Tutte le informazioni di cui dispongo le ho avute da V.V. sua affezionatissima amica e fedele avvocato. Quindi, per quanto ne so, il suo corpo riposa serenamente fra i ghiacci, da qualche parte in Alaska, nei dintorni di Gray Star. Se dovesse saltar fuori da qualche altra parte, come il mio inacciuffabile omonimo, il latitante dell'anonima sarda che si chiama Cubeddu, sarei il primo a stupirmene. Cionondimeno il destino di Benedetta InWonderland, l'odiosa sorella della sua amata Mel, è già scritto. Prima o poi la ritroveremo in un racconto o in un romanzo, come personaggio secondario, (cosa che è sempre stata, nonostante le sue manie di protagonismo) a capitombolare dalle scale, a venir pugnalata da uno dei suoi amici equosolidali per una manciata di buoni pasto, o a implorare un altro cuscino mentre lascia questa terra su un letto d'ospedale dopo aver contratto una qualche incurabile malattia tropicale, di origine sconosciuta.


La vostra generazione è nata e cresciuta in un’epoca di cambiamenti, rivoluzioni, velocità e tecnologia.
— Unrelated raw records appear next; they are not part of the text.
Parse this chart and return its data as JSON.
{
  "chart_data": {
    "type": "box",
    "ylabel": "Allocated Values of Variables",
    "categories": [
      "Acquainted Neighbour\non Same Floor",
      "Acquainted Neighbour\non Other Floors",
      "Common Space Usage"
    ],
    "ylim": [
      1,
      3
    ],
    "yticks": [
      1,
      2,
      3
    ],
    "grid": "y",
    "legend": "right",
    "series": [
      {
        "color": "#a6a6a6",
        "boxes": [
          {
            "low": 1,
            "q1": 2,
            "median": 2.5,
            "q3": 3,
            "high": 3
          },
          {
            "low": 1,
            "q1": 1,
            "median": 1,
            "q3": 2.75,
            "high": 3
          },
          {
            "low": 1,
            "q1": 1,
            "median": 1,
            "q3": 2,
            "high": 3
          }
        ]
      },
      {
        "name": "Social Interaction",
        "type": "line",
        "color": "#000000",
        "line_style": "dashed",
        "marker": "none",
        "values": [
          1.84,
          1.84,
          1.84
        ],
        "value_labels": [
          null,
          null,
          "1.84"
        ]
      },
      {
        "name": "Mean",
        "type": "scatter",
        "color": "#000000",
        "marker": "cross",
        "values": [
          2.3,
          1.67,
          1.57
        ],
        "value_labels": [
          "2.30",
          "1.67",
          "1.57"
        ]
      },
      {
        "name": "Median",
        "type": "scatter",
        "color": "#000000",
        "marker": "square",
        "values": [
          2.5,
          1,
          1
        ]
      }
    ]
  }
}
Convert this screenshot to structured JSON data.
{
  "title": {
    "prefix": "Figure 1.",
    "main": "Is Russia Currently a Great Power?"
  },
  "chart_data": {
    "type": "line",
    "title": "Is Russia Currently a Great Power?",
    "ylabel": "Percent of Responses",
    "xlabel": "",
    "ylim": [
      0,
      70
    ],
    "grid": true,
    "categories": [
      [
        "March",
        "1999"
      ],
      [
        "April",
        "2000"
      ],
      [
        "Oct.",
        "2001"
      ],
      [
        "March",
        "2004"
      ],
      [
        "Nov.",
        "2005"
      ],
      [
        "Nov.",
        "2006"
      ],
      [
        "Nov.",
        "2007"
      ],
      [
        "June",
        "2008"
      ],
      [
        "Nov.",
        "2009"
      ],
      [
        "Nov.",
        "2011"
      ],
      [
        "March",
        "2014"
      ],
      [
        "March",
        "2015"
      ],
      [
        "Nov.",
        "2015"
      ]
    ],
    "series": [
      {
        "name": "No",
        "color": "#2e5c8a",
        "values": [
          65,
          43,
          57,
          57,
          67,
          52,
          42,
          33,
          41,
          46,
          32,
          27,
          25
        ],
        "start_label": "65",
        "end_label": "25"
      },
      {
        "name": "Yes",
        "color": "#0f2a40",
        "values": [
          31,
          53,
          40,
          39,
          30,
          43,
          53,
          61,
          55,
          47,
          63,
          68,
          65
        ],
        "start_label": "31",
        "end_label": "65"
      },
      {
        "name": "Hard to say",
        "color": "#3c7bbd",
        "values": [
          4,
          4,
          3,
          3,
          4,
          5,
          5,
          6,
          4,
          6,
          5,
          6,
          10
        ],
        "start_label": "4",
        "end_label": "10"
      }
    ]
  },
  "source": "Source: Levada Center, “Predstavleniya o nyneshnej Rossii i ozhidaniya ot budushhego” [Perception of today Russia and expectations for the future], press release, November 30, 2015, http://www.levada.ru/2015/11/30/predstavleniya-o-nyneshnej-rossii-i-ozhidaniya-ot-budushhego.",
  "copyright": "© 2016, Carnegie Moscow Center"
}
Mi descriveresti con alcuni aggettivi il vostro identikit?
Non saprei fare questo dentikit con degli aggettivi. O meglio, non mi va di farlo con soli aggettivi. La mia generazione è la generazione dello "spettacolo delle macerie". I nati a ridosso dell'89 sono un' irripetibile generazione di frontiera. Siamo gli ultimi ad avere memoria del "prima" pur essendo diventati adulti nel "dopo". Quello che abbiamo di fronte, ne sono certo, è la terza guerra mondiale. Le contraddizioni che vanno maturando produrranno un nuovo spettacolo delle macerie, inedito, nella storia umana, per dimensioni e intensità. Che al Marco Cubeddu-essere umano la cosa piaccia o meno è irrilevante. Come sono irrilevanti le sue posizioni politiche contro la guerra e la sue cieca fede nel fatto che l'umanità si emanciperà da un sistema economico così irrazionale da distruggere ciclicamente quello che esso stesso produce. Quel che è rilevante è che il Marco Cubeddu-scrittore, subisca il fascino inaggirabile dei disastri, delle cose mastodontiche, della violenza dell'universo. Questa materia, che da un punto di vista umano è agghiacciante, da un punto di vista artistico è un preziosissimo magma. E da questa prospettiva invito tutta la mia generazione di artisti a levare i calici e brindare "alla Terza". O, se preferiscono, "To a shining future".